This notebook contains the code for a pipeline that can extract epidemiological information from rare disease literature. The pipeline includes disease identification via dictionary look-up and identification of locations, epidemiological identifiers (e.g. "prevalence", "annual incidence", "estimated occurrence") and epidemiological rates (e.g. "1.7 per 1,000,000 live births", "2.1:1.000.000", "one in five million", "0.03%") via BioBERT fine-tuned for named entity recognition (multi-type token classification).
The final model and dataset (EpiCustomV3) is freely available to use on the NCATS Hugging Face page. To see how it integrates with the entire epi4GARD alert system click here.

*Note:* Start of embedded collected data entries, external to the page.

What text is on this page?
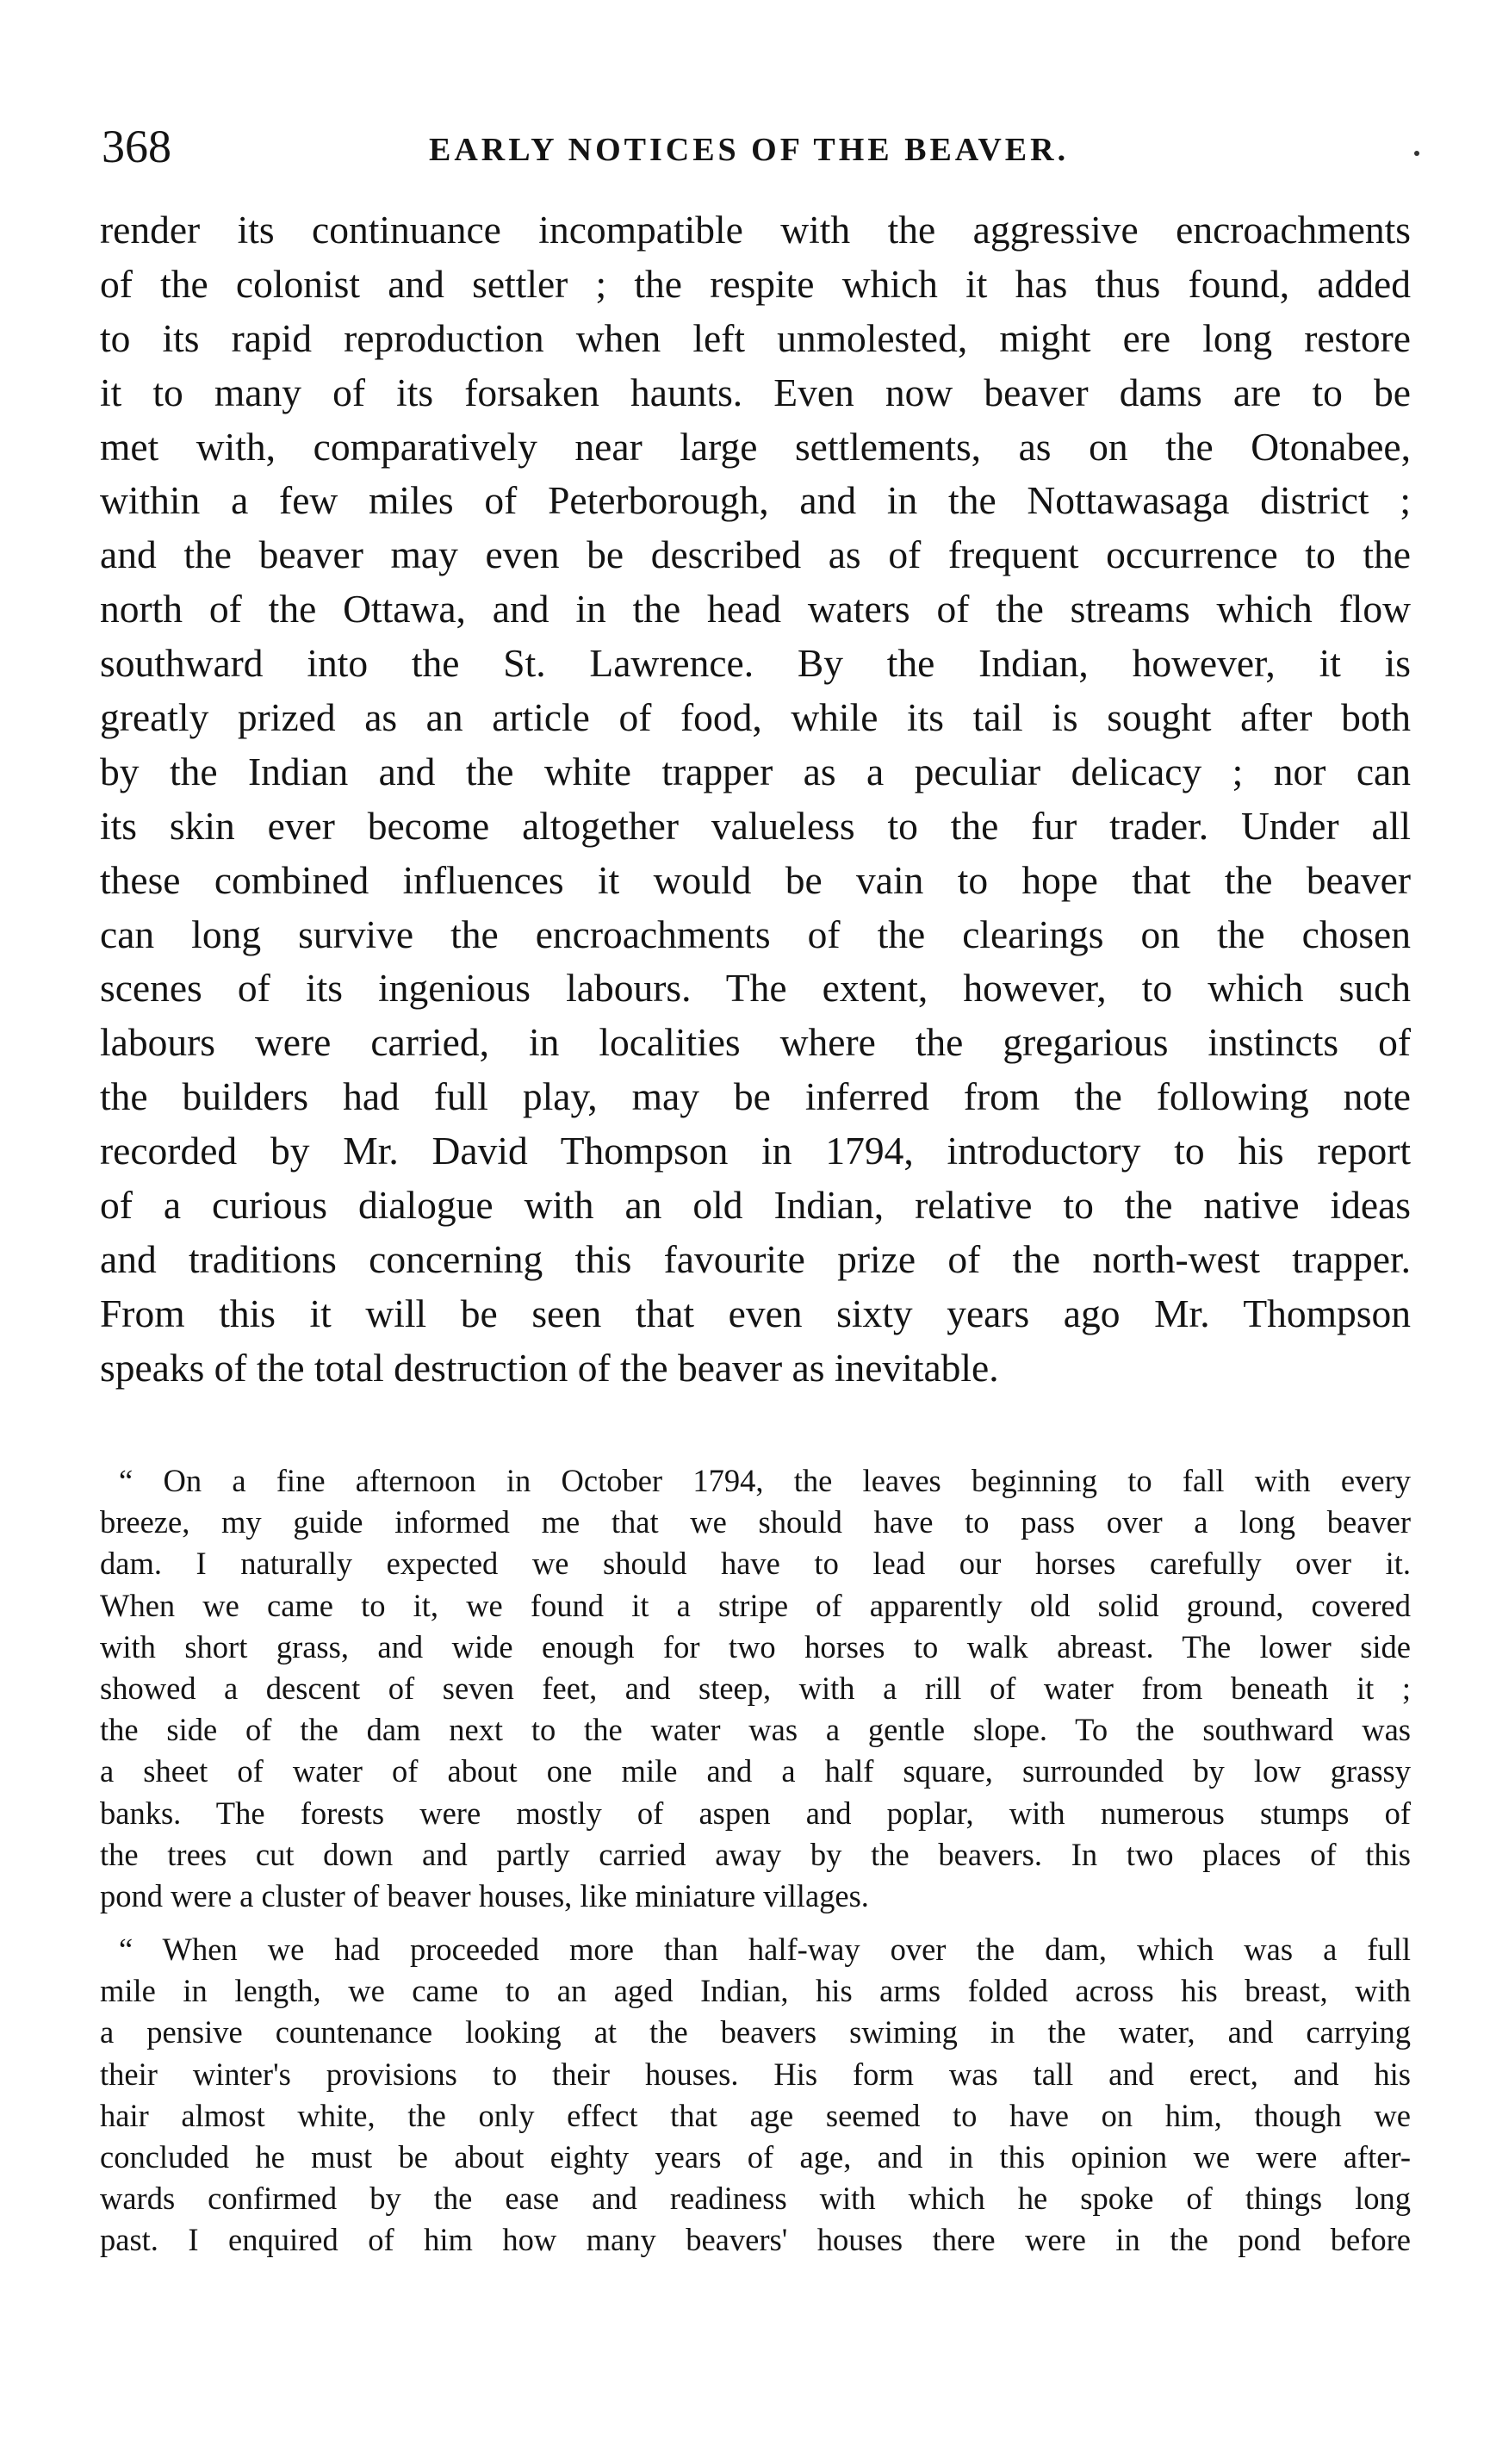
368	EARLY NOTICES OF THE BEAVER.
render its continuance incompatible with the aggressive encroachments
of the colonist and settler ; the respite which it has thus found, added
to its rapid reproduction when left unmolested, might ere long restore
it to many of its forsaken haunts. Even now beaver dams are to be
met with, comparatively near large settlements, as on the Otonabee,
within a few miles of Peterborough, and in the Nottawasaga district ;
and the beaver may even be described as of frequent occurrence to the
north of the Ottawa, and in the head waters of the streams which flow
southward into the St. Lawrence. By the Indian, however, it is
greatly prized as an article of food, while its tail is sought after both
by the Indian and the white trapper as a peculiar delicacy ; nor can
its skin ever become altogether valueless to the fur trader. Under all
these combined influences it would be vain to hope that the beaver
can long survive the encroachments of the clearings on the chosen
scenes of its ingenious labours. The extent, however, to which such
labours were carried, in localities where the gregarious instincts of
the builders had full play, may be inferred from the following note
recorded by Mr. David Thompson in 1794, introductory to his report
of a curious dialogue with an old Indian, relative to the native ideas
and traditions concerning this favourite prize of the north-west trapper.
From this it will be seen that even sixty years ago Mr. Thompson
speaks of the total destruction of the beaver as inevitable.
“ On a fine afternoon in October 1794, the leaves beginning to fall with every
breeze, my guide informed me that we should have to pass over a long beaver
dam. I naturally expected we should have to lead our horses carefully over it.
When we came to it, we found it a stripe of apparently old solid ground, covered
with short grass, and wide enough for two horses to walk abreast. The lower side
showed a descent of seven feet, and steep, with a rill of water from beneath it ;
the side of the dam next to the water was a gentle slope. To the southward was
a sheet of water of about one mile and a half square, surrounded by low grassy
banks. The forests were mostly of aspen and poplar, with numerous stumps of
the trees cut down and partly carried away by the beavers. In two places of this
pond were a cluster of beaver houses, like miniature villages.
“ When we had proceeded more than half-way over the dam, which was a full
mile in length, we came to an aged Indian, his arms folded across his breast, with
a pensive countenance looking at the beavers swiming in the water, and carrying
their winter's provisions to their houses. His form was tall and erect, and his
hair almost white, the only effect that age seemed to have on him, though we
concluded he must be about eighty years of age, and in this opinion we were after-
wards confirmed by the ease and readiness with which he spoke of things long
past. I enquired of him how many beavers' houses there were in the pond before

- gather_pubs_per_disease.ipynb: Generates whole_abstract_set.csv and positive_abstract_set.csv. whole_abstract_set.csv is a dataset created by sampling 500 rare disease names and their synonyms from GARD.csv until ≥50 abstracts had been returned or the search results were exhausted. Although ~25,000 abstracts were expected, 7699 unique abstracts were returned due to the limited research on rare diseases. After running each of these through the LSTM RNN classifier, the positive_abstract_set.csv was created from the abstracts which had an epidemiological probability >50%. positive_abstract_set.csv will be passed to create_labeled_dataset_V2.ipynb
- create_labeled_dataset_V2.ipynb: Uses spaCy NER and rules I created iteratively to auto-label the dataset. Generates epi_{train,val,test}_setV2.tsv files
- modify_existing_labels.ipynb: Generated new rules for labeling that improved the V2 set to create V3.2 set. Input: epi_{train, val, test}_setV2.tsv files Output: epi_{train, val, test}_setV3.tsv files
- compile_datasets.ipynb: Combines the CoNLL++ dataset with epi_train_setV3.tsv to generate training_setV3.tsv. Also contains code to combine other datasets and train the models in notebook (did not work effectively) which were ultimately not used in this study.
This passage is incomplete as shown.